I can’t wait to get back to normal. How long before I’m bored?

Ann Wroe in More Intelligent Life:

Many years ago, on a road trip in America, I found myself in Arcadia. It was not as expected. The Arcadia I imagined was all rolling green hills and verdant woods in which shepherds played their pipes and cross-dressing lovers lounged about on the grass. Arcadia, Kansas, was nothing like that: it was a tiny dot in a great sea of prairie flatness, under a hard blue sky.

This Arcadia had two red-brick storefronts, long abandoned, which were covered with ivy and leaning into the street; a few living stores, including a café with tired net curtains; and a shopfront with the words “City Hall” painted above the windows. Outside it, two middle-aged women were struggling to get the Stars and Stripes to half-mast on a tricky new flagpole, advised or obstructed by two plump young men in a pick-up truck that was parked in the middle of the street. Maybe I was the only other car that passed through Arcadia that day.
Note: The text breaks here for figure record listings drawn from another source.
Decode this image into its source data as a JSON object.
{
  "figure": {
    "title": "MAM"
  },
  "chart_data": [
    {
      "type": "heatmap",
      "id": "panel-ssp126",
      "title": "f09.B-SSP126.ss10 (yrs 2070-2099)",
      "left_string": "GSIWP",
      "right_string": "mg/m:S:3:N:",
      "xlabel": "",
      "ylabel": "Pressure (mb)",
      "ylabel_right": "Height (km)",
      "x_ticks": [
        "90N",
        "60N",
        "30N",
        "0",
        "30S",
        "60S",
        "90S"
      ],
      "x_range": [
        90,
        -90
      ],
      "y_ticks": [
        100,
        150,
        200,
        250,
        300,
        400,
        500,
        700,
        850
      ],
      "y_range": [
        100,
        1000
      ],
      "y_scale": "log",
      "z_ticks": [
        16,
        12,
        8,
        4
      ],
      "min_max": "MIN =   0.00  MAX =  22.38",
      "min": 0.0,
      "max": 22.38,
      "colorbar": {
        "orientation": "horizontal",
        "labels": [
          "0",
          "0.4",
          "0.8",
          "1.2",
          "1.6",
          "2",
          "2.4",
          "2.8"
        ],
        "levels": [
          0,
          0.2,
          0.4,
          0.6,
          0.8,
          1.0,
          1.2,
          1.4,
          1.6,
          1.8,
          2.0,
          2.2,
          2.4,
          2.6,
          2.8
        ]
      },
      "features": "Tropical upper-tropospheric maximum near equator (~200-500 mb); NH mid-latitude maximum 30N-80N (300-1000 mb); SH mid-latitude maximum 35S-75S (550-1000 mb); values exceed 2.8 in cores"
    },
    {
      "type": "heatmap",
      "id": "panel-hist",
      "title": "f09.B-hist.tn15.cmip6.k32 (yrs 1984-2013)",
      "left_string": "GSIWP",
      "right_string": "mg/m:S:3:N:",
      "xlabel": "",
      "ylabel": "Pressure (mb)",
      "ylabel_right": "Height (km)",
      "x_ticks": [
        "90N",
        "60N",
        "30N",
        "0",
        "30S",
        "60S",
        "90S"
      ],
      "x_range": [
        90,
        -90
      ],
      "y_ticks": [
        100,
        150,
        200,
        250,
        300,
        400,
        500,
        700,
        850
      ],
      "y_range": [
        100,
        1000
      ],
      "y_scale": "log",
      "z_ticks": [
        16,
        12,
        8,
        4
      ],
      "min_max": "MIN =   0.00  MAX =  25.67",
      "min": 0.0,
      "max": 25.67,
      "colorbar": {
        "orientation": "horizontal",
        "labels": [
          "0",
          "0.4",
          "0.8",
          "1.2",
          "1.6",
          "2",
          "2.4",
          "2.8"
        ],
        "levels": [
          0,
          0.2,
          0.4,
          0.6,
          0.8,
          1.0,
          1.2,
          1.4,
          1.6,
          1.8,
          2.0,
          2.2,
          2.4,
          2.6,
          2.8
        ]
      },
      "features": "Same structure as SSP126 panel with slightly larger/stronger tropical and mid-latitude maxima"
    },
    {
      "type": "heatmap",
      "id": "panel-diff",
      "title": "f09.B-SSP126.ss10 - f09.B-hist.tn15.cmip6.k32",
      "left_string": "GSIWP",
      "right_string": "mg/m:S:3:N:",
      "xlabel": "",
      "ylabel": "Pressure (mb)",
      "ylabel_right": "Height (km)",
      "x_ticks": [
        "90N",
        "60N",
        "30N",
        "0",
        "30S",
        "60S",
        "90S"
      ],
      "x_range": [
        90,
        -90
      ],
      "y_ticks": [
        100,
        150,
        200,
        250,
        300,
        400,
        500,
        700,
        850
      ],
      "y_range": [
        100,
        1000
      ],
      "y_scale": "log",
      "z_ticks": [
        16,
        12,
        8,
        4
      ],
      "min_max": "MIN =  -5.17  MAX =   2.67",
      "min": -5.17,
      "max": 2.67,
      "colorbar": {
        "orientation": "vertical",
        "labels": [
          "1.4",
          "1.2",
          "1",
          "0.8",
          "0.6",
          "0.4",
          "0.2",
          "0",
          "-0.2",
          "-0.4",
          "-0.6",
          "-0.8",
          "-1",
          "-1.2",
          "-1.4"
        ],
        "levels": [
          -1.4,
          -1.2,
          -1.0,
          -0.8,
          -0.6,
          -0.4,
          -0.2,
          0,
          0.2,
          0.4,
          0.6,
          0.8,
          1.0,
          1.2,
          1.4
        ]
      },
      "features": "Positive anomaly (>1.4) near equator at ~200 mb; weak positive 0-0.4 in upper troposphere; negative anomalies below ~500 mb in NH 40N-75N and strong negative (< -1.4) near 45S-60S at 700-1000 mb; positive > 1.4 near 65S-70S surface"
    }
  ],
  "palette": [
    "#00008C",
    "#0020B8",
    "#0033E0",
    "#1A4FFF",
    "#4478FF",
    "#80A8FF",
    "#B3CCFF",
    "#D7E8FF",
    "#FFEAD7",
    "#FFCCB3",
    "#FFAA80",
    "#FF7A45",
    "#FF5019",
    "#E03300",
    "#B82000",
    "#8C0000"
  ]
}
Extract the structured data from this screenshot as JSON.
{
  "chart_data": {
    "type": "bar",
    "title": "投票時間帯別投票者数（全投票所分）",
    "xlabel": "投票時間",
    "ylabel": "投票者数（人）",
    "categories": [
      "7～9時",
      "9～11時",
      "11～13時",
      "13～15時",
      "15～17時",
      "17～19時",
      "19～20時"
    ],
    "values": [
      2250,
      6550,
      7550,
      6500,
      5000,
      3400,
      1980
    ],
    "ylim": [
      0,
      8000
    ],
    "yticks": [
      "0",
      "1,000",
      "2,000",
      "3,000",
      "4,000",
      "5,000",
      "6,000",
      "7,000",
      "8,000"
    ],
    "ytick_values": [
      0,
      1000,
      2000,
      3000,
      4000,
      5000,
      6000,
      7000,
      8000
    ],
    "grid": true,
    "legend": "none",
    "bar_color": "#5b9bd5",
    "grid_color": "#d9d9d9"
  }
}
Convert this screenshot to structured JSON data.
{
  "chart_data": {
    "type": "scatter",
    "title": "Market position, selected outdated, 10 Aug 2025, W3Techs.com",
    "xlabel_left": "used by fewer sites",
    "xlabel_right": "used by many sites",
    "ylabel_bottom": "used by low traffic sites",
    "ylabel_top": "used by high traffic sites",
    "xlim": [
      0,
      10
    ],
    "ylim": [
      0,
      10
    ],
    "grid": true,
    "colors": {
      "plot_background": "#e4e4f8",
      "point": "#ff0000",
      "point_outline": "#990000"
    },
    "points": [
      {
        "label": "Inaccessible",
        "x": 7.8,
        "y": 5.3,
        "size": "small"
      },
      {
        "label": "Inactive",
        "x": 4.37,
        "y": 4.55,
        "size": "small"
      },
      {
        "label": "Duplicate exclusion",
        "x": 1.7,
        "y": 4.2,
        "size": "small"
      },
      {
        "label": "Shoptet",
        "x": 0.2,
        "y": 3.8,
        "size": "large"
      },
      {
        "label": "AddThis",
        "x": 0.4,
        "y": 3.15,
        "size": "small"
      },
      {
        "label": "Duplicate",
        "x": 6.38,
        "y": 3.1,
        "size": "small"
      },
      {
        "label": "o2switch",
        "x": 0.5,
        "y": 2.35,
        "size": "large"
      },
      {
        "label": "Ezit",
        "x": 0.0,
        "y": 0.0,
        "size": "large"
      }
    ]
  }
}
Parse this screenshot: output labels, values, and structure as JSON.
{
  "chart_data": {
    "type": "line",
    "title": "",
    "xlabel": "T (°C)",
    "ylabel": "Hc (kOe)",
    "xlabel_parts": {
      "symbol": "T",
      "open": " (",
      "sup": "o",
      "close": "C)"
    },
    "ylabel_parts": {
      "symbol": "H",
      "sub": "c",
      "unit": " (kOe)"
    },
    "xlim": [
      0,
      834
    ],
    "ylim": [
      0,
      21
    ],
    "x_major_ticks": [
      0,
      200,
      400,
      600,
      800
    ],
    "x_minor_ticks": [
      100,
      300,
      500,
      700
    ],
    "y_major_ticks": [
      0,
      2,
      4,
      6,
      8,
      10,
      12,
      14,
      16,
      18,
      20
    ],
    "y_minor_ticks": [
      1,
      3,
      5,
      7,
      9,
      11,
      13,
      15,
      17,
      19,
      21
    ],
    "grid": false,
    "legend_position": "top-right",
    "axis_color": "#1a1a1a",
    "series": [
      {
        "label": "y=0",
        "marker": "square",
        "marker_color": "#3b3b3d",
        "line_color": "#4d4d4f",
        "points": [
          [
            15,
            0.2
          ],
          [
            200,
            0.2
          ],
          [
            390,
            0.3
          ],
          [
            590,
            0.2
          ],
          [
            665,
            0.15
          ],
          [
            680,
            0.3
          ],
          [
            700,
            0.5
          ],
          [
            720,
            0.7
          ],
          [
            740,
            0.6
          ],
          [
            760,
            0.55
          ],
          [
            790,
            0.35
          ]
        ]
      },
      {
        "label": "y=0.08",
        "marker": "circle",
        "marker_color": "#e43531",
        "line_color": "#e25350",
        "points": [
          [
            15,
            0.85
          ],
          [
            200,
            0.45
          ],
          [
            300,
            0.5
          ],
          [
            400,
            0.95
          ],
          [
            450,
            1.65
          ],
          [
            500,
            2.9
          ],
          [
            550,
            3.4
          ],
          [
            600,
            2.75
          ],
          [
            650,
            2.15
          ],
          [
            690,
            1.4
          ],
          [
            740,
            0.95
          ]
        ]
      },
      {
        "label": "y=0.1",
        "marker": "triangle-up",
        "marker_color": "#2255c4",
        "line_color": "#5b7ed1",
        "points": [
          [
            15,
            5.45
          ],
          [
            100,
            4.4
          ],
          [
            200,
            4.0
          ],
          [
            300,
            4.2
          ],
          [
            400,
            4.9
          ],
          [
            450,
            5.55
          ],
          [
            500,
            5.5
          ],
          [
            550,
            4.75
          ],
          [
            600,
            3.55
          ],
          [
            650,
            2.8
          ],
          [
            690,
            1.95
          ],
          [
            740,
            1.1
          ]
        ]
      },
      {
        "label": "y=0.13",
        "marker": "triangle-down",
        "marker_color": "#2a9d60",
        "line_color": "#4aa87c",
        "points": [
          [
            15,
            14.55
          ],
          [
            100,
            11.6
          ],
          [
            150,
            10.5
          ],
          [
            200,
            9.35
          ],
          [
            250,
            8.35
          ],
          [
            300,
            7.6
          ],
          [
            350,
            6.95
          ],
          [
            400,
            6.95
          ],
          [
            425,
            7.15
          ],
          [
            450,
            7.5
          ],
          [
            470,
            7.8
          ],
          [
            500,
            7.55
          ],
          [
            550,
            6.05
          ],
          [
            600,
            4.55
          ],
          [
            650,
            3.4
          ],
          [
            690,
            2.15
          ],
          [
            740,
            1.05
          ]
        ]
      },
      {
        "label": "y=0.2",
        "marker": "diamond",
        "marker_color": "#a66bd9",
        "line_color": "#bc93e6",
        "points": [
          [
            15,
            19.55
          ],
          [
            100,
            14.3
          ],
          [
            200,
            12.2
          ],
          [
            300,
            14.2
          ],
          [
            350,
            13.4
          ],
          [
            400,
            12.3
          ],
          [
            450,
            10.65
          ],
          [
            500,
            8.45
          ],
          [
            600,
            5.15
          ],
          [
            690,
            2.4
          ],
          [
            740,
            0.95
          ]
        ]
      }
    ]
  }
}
America’s pioneers, heading relentlessly west in their lumbering wagons, were easily excited. I also visited Eureka, Kansas, and apparently went through Climax too, though I never noticed. Any place that was halfway comfortable or sheltered, with grazing and water, was immediately hailed as the promised land. This was it: somewhere they could at last stop, settle and get on with the rest of their lives. Just like that place called Normal, for which we now all supposedly sigh. You can go direct to Normal, if you like. You will find that most of the five Normals in America are tiny unincorporated places given their name not for their deep ordinariness, but because they once had a teacher-training college, or “normal school”.